Достоевский и евреи - страница 48



Таким образом, болезненная нервность нашего великого романиста может быть объясняема и не одной болезнью, а всеми теми нравственными пытками, каким ему приходилось подвергаться в то время <…>. А если прибавить к этому, что при его роковой болезни ему приходилось работать почти, как чернорабочему, да и тут встречать отказы в приеме работы, что ему приходилось страшно нуждаться, вечно занимать, вечно должать, – то покажется удивительным, как еще мог жить и работать этот великий, гениальный человек! Кто видел квартирку, в которой он жил с семьей перед смертью, эту бедную, жалкую квартирку, тот поймет все это еще больше[78].

Другой свидетель времени из круга ближайших друзей Достоевского пишет:

Кто его знает, он ведь очень добрый, истинно добрый, несмотря на всё своё ехидство, может дать волю дурному расположению духа своего, он и раскаивается потом и хочет наверстать любезностью[79].
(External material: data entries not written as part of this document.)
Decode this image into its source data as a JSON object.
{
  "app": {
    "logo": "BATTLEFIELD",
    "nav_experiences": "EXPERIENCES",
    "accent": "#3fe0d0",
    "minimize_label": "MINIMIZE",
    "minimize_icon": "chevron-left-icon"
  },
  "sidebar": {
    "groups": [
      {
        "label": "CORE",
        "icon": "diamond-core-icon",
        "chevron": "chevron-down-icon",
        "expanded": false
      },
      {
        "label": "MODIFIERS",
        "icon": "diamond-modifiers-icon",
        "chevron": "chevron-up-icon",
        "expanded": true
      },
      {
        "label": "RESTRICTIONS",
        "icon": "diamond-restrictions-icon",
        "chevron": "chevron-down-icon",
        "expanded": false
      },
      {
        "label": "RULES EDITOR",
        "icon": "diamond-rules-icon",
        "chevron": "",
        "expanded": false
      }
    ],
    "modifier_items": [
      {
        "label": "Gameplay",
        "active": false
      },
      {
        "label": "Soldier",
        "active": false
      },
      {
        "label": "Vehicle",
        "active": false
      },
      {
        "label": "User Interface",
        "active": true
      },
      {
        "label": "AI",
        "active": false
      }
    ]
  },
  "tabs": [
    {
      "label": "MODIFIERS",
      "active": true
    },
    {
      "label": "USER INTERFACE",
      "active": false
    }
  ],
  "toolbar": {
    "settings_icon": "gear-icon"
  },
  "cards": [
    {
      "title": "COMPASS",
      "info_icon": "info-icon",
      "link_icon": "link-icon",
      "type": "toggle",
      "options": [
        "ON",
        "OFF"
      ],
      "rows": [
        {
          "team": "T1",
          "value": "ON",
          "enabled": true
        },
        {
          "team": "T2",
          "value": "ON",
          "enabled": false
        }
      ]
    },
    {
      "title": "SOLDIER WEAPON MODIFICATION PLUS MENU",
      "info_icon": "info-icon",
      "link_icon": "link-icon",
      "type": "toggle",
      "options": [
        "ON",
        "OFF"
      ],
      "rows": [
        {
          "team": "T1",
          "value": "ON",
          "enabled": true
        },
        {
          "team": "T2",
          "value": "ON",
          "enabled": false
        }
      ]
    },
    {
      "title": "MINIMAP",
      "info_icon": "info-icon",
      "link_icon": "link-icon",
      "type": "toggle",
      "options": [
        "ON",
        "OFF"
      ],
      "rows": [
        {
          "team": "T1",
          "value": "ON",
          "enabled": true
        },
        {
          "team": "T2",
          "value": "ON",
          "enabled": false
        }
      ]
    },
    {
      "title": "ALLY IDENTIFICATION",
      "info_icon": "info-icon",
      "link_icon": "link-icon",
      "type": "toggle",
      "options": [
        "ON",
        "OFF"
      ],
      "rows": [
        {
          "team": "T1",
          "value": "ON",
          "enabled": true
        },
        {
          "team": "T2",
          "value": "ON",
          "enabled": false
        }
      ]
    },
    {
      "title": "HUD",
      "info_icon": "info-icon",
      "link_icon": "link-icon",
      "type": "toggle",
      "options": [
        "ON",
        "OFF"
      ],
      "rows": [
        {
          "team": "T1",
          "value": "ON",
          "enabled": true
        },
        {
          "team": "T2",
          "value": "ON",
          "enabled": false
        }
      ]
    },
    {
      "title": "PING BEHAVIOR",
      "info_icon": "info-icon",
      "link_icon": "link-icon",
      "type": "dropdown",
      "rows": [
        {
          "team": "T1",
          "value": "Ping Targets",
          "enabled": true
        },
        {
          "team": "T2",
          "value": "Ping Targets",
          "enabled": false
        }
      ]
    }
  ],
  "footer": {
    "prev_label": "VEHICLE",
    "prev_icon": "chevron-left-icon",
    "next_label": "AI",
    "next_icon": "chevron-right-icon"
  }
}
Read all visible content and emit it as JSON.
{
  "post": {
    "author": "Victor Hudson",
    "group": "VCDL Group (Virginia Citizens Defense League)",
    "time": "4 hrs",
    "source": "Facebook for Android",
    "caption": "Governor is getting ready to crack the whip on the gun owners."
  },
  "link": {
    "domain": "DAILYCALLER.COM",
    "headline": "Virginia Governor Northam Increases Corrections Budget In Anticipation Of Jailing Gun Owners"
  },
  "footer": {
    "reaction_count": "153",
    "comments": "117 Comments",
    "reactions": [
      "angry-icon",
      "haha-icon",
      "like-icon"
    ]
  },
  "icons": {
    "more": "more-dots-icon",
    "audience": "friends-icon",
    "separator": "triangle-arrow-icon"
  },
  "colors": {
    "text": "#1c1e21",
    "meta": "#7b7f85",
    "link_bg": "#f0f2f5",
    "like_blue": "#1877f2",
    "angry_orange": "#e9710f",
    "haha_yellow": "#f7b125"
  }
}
Интересным документом, свидетельствующим о неоднозначном отношении к личности писателя в различных слоях российского общества при жизни Достоевского, являются воспоминания Екатерины Летковой-Султановой – активной общественницы с большими связями в литературно-артистических кругах, имевшей в демократической среде, особенно среди курсисток, репутацию «дамы-патронессы либерального толка»[80]. Ниже мы приводим выдержки из них, касающиеся как портретных характеристик писателя, так описания различных по форме реакций со стороны поколения «семидесятников»:

И вдруг, в промежутке между стоявшими передо мной людьми, я увидела сероватое лицо, сероватую жидкую бороду, недоверчивый, запуганный взгляд и сжатые, точно от зябкости, плечи.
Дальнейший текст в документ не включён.